Hairpin structure of predicted Anopheles gambiae miRNA. a aga-miR-277, b aga-miR-466b, c aga-miR-466i, d aga-miR-1638, e aga-miR-2304, and f aga-miR-2390

Phylogenetic analysis of the predicted miRNAs revealed miRNA (aga-miR-277) was highly conserved among the insect species, with more similarity with other mosquito species. Conservation of miRNA sequence was observed among the mosquito A. gambiae and Anopheles stephensi species [32]. Phylogenetic tree revealed their evolutionary development among the insect species (Fig. 3 a-b). For the six predicted miRNAs, we have identified 20 potent target genes. Among the miRNAs, a maximum of six targets were identified for the aga-miR-466b.

Fig. 3
figure 3

a Phylogenetic tree showing evolutionary conservation of aga-miR-277 among insect species b Multiple sequence alignment of aga-miR277 with its related species showing conserved region

Genes encoding Netrin-B, starry night, and visceral mesodermal armadillo-repeats were predicted as targets of aga-miR-277. Thus, the predicted aga-miR-277 could modulate the expression pattern of genes involved in biological process such as axon guidance and rhabdomere development. The aga-miR-466b are able to target the expression of genes encoding proteins such as N-acetyl transferase, N-formylmethionylaminoacyl-tRNA deformylase, rho guanine dissociation factor, Lipase, rap GTPase-activating protein, and innexin. Thus, aga-miR-277 could be involved in modulation of biological process such as cell proliferation, lipid metabolism, signal transduction, and response to light stimulus. Genes encoding protein like ceramidase, glial maturation factor, G-protein coupled receptor, and cytoplasmic dynein intermediate chain are targeted by aga-miR-466i and modulates the hatching behavior, gliogenesis, G-protein coupled receptor-signaling pathway, and microtubule cytoskeleton organization biological process (Table 2). The other miRNAs, such as aga-miR-1638, 2304, and 2390, are involved in biological process such as transcription, protein phosphorylation, immune response, and signaling cascade by targeting the genes encoding protein phosphatase, cyclin-dependent kinase, suppressin, monooxygenase, and protein prophenoloxidase. Pathogens are also able to manipulate host miRNA to facilitate its replication [9] and the manipulation will be very parasite-species-specific as one miRNA might be downregulated by one parasite while upregulated by another closely related species [16]. Recent report of Hussain et al., [33] demonstrated that Wolbachia could use host miRNA to manipulate host gene expression for its colonization in dengue vector Aedes aegypti. Differential expression of miRNA in response to the malaria parasite Plasmodium berghei was reported from the midgut of the mosquito following parasite invasion [34]. Results from the study of Winter et al., [34] suggested that host miRNAs might play key roles in antiparasitic responses and resistance of A. gambiae to P. berghei, perhaps by regulating defense-related host genes. Though Skalsky et al. [35] discovered that only small portion of miRNAs was found to show variation in Culex quinquefasciatus mosquitoes infected with the West Nile virus.

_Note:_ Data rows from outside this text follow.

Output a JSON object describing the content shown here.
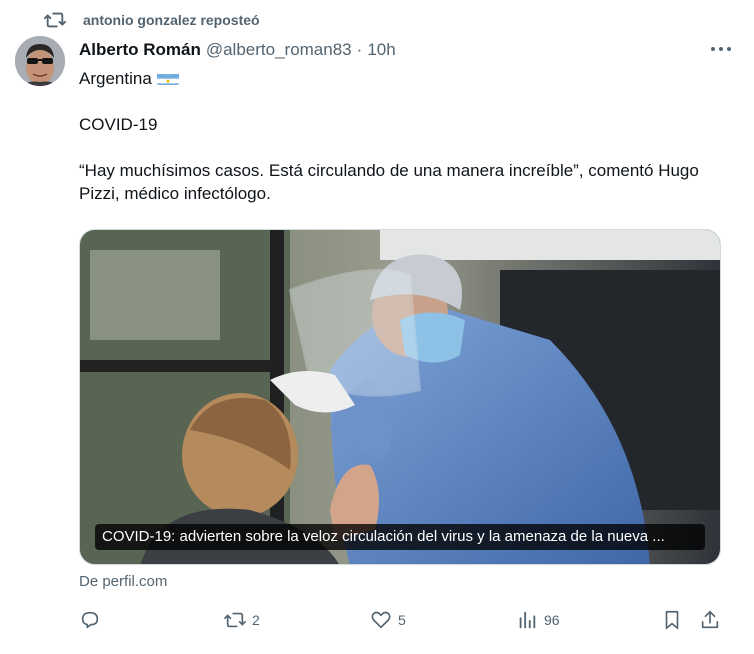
{
  "repost": {
    "icon": "repost-icon",
    "text": "antonio gonzalez reposteó"
  },
  "author": {
    "name": "Alberto Román",
    "handle": "@alberto_roman83",
    "separator": "·",
    "time": "10h"
  },
  "tweet": {
    "lines": [
      "Argentina",
      "COVID-19",
      "“Hay muchísimos casos. Está circulando de una manera increíble”, comentó Hugo Pizzi, médico infectólogo."
    ],
    "flag_icon": "argentina-flag-icon"
  },
  "media": {
    "caption": "COVID-19: advierten sobre la veloz circulación del virus y la amenaza de la nueva ...",
    "source": "De perfil.com"
  },
  "actions": {
    "reply": {
      "icon": "reply-icon",
      "count": ""
    },
    "repost": {
      "icon": "repost-icon",
      "count": "2"
    },
    "like": {
      "icon": "heart-icon",
      "count": "5"
    },
    "views": {
      "icon": "views-chart-icon",
      "count": "96"
    },
    "bookmark": {
      "icon": "bookmark-icon"
    },
    "share": {
      "icon": "share-icon"
    }
  },
  "colors": {
    "text_primary": "#0f1419",
    "text_secondary": "#536471",
    "border": "#cfd9de",
    "flag_blue": "#74acdf"
  }
}
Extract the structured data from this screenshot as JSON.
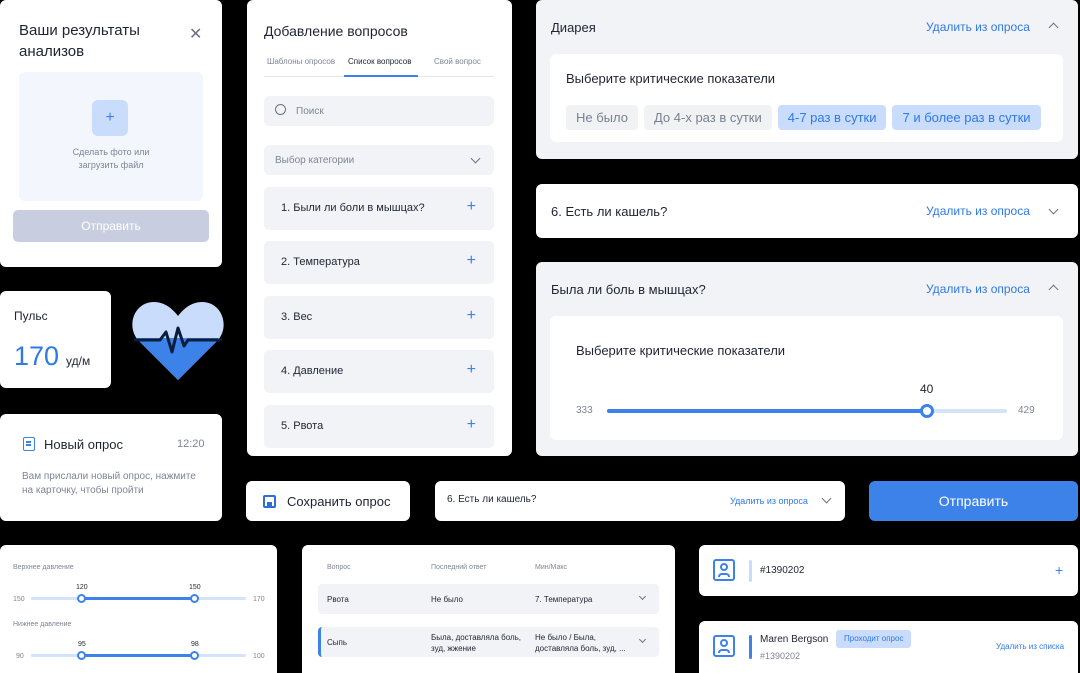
{
  "upload": {
    "title": "Ваши результаты анализов",
    "hint": "Сделать фото или загрузить файл",
    "submit": "Отправить"
  },
  "pulse": {
    "label": "Пульс",
    "value": "170",
    "unit": "уд/м"
  },
  "notification": {
    "title": "Новый опрос",
    "time": "12:20",
    "text": "Вам прислали новый опрос, нажмите на карточку, чтобы пройти"
  },
  "add_questions": {
    "title": "Добавление вопросов",
    "tabs": [
      "Шаблоны опросов",
      "Список вопросов",
      "Свой вопрос"
    ],
    "active_tab": 1,
    "search_placeholder": "Поиск",
    "category_placeholder": "Выбор категории",
    "items": [
      "1. Были ли боли в мышцах?",
      "2. Температура",
      "3. Вес",
      "4. Давление",
      "5. Рвота"
    ]
  },
  "save_button": "Сохранить опрос",
  "diarrhea": {
    "title": "Диарея",
    "remove": "Удалить из опроса",
    "subtitle": "Выберите критические показатели",
    "options": [
      "Не было",
      "До 4-х раз в сутки",
      "4-7 раз в сутки",
      "7 и более раз в сутки"
    ],
    "selected": [
      2,
      3
    ]
  },
  "cough": {
    "title": "6. Есть ли кашель?",
    "remove": "Удалить из опроса"
  },
  "muscle": {
    "title": "Была ли боль в мышцах?",
    "remove": "Удалить из опроса",
    "subtitle": "Выберите критические показатели",
    "min": "333",
    "max": "429",
    "value": "40",
    "fraction": 0.8
  },
  "cough_small": {
    "title": "6. Есть ли кашель?",
    "remove": "Удалить из опроса"
  },
  "send_button": "Отправить",
  "pressure": {
    "upper": {
      "label": "Верхнее давление",
      "min": "150",
      "max": "170",
      "low": "120",
      "high": "150",
      "low_frac": 0.24,
      "high_frac": 0.76
    },
    "lower": {
      "label": "Нижнее давление",
      "min": "90",
      "max": "100",
      "low": "95",
      "high": "98",
      "low_frac": 0.24,
      "high_frac": 0.76
    }
  },
  "table": {
    "headers": [
      "Вопрос",
      "Последний ответ",
      "Мин/Макс"
    ],
    "rows": [
      {
        "q": "Рвота",
        "last": "Не было",
        "minmax": "7. Температура"
      },
      {
        "q": "Сыпь",
        "last": "Была, доставляла боль, зуд, жжение",
        "minmax": "Не было / Была, доставляла боль, зуд, ..."
      }
    ]
  },
  "patients": [
    {
      "id": "#1390202"
    },
    {
      "name": "Maren Bergson",
      "id": "#1390202",
      "badge": "Проходит опрос",
      "action": "Удалить из списка"
    }
  ],
  "colors": {
    "accent": "#3d82e8",
    "chip": "#c9dcfb",
    "field": "#f2f3f6"
  }
}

Table 2 Targets of predicted Anopheles gambiae miRNA

As conclusion, the present study reported six new miRNA candidates from A. gambiae using EST resource of the target organism. Further analysis of the miRNA targets revealed that biological process such as immune response, signaling cascade, cell proliferation, and post translation modification are controlled by the identified candidate miRNAs. Further future studies are to be carried out with wet lab to unravel the importance of the identified miRNA in response to the host–parasite interaction and developmental pattern of the vector mosquito.